La pénurie d’infirmières au Nouveau-Brunswick est certainement attribuable à différents facteurs. Le recrutement semble de plus en plus difficile. Les jeunes sont moins enclins à se lancer dans cette profession et on peut les comprendre. Les conditions de travail ne sont pas optimales. Les salaires sont moyens et les avantages sociaux ne sont pas avantageux.

Il y a eu un recul au Nouveau-Brunswick sur la façon d’attirer des travailleurs compétents dans la fonction publique versus le secteur privé.

Historiquement, on compensait les salaires moindres par des avantages sociaux alléchants. Le gouvernement conservateur de David Alward a saboté cette donne en instaurant le pire régime de retraite en Amérique du Nord.
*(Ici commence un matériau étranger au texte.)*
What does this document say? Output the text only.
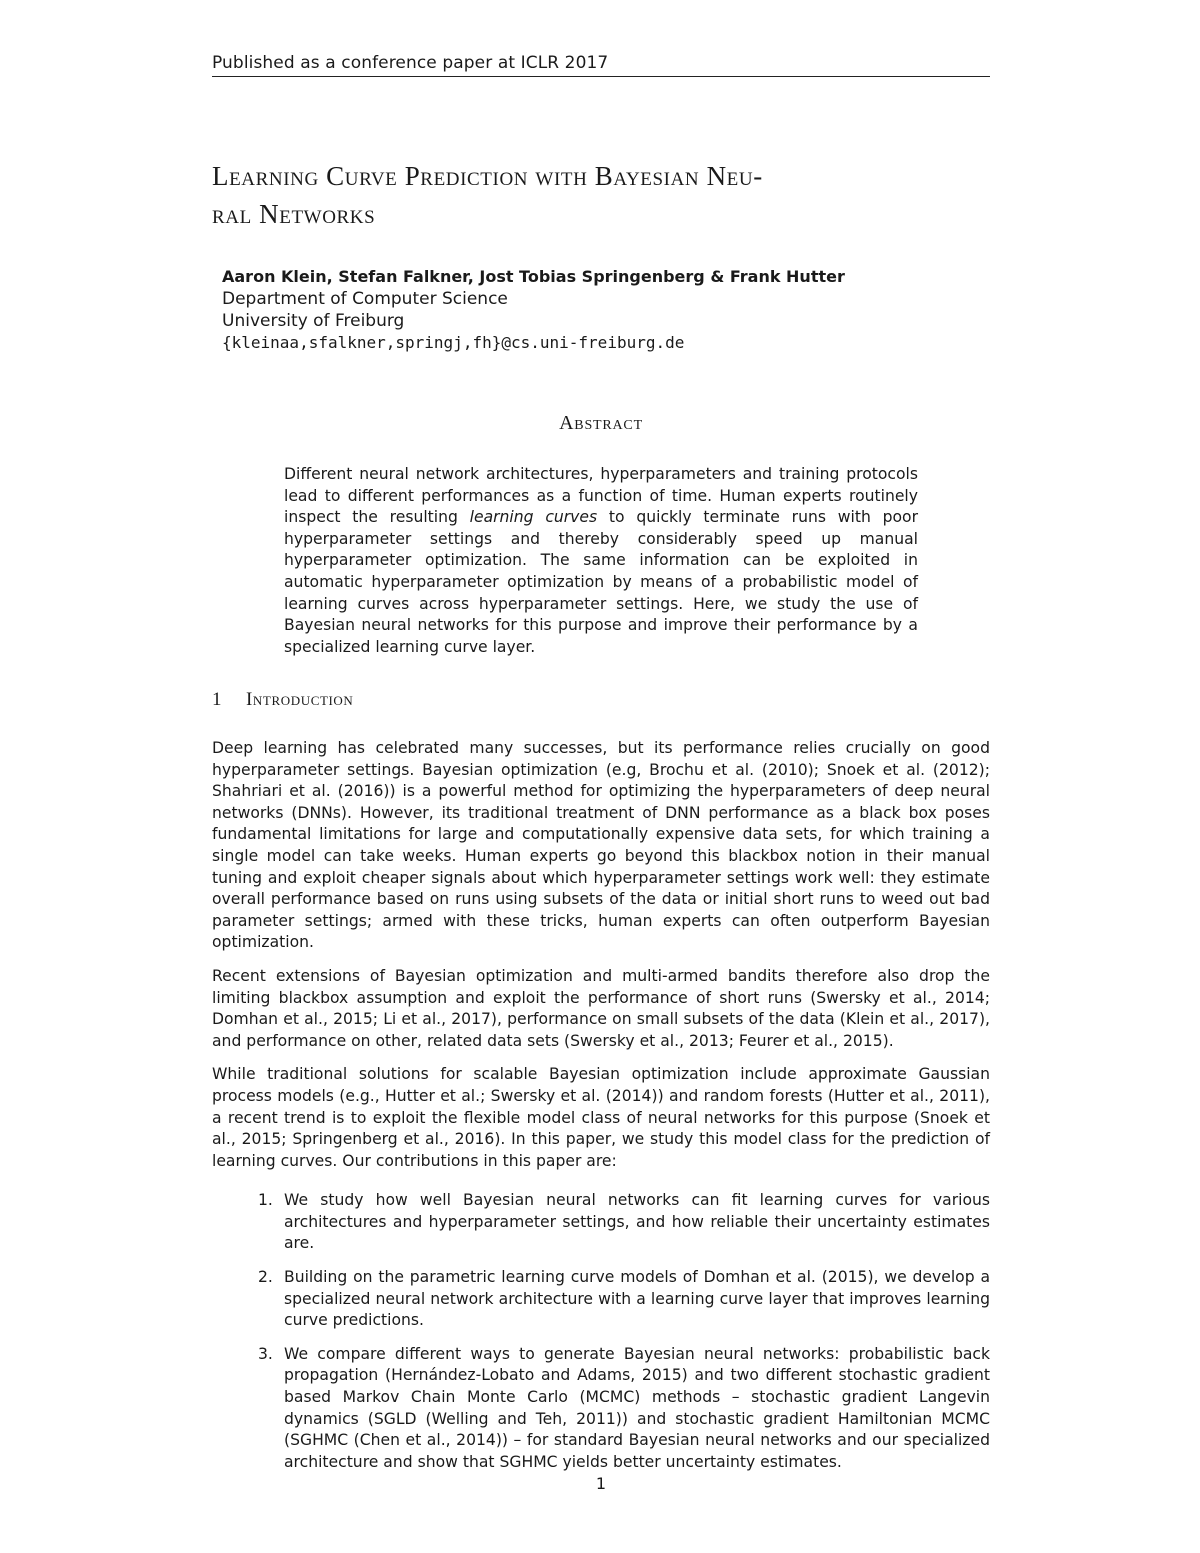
Published as a conference paper at ICLR 2017
Learning Curve Prediction with Bayesian Neu-
ral Networks
Aaron Klein, Stefan Falkner, Jost Tobias Springenberg & Frank Hutter
Department of Computer Science
University of Freiburg
{kleinaa,sfalkner,springj,fh}@cs.uni-freiburg.de
Abstract
Different neural network architectures, hyperparameters and training protocols lead to different performances as a function of time. Human experts routinely inspect the resulting learning curves to quickly terminate runs with poor hyperparameter settings and thereby considerably speed up manual hyperparameter optimization. The same information can be exploited in automatic hyperparameter optimization by means of a probabilistic model of learning curves across hyperparameter settings. Here, we study the use of Bayesian neural networks for this purpose and improve their performance by a specialized learning curve layer.
1 Introduction

Deep learning has celebrated many successes, but its performance relies crucially on good hyperparameter settings. Bayesian optimization (e.g, Brochu et al. (2010); Snoek et al. (2012); Shahriari et al. (2016)) is a powerful method for optimizing the hyperparameters of deep neural networks (DNNs). However, its traditional treatment of DNN performance as a black box poses fundamental limitations for large and computationally expensive data sets, for which training a single model can take weeks. Human experts go beyond this blackbox notion in their manual tuning and exploit cheaper signals about which hyperparameter settings work well: they estimate overall performance based on runs using subsets of the data or initial short runs to weed out bad parameter settings; armed with these tricks, human experts can often outperform Bayesian optimization.

Recent extensions of Bayesian optimization and multi-armed bandits therefore also drop the limiting blackbox assumption and exploit the performance of short runs (Swersky et al., 2014; Domhan et al., 2015; Li et al., 2017), performance on small subsets of the data (Klein et al., 2017), and performance on other, related data sets (Swersky et al., 2013; Feurer et al., 2015).

While traditional solutions for scalable Bayesian optimization include approximate Gaussian process models (e.g., Hutter et al.; Swersky et al. (2014)) and random forests (Hutter et al., 2011), a recent trend is to exploit the flexible model class of neural networks for this purpose (Snoek et al., 2015; Springenberg et al., 2016). In this paper, we study this model class for the prediction of learning curves. Our contributions in this paper are:

1. We study how well Bayesian neural networks can fit learning curves for various architectures and hyperparameter settings, and how reliable their uncertainty estimates are.
2. Building on the parametric learning curve models of Domhan et al. (2015), we develop a specialized neural network architecture with a learning curve layer that improves learning curve predictions.
3. We compare different ways to generate Bayesian neural networks: probabilistic back propagation (Hernández-Lobato and Adams, 2015) and two different stochastic gradient based Markov Chain Monte Carlo (MCMC) methods – stochastic gradient Langevin dynamics (SGLD (Welling and Teh, 2011)) and stochastic gradient Hamiltonian MCMC (SGHMC (Chen et al., 2014)) – for standard Bayesian neural networks and our specialized architecture and show that SGHMC yields better uncertainty estimates.
1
Comment peut-on faire miroiter aux jeunes une carrière dans les soins de santé publique en leur expliquant qu’ils devront travailler plus de 40 ans avant de pouvoir bénéficier d’une retraite? Je souhaite bonne chance aux recruteurs. Pour ceux qui vont choisir d’épouser la profession, l’option d’aller travailler ailleurs à meilleur salaire et avec un régime de pension digne de ce nom va certainement les titiller.

Le gouvernement de Brian Gallant a la chance de corriger cette iniquité et de s’assurer que les personnes compétentes songent à nouveau à embrasser une carrière dans le domaine public. Il pourra en faire la preuve en renégociant la prochaine entente collective des infirmières, qui arrive à terme.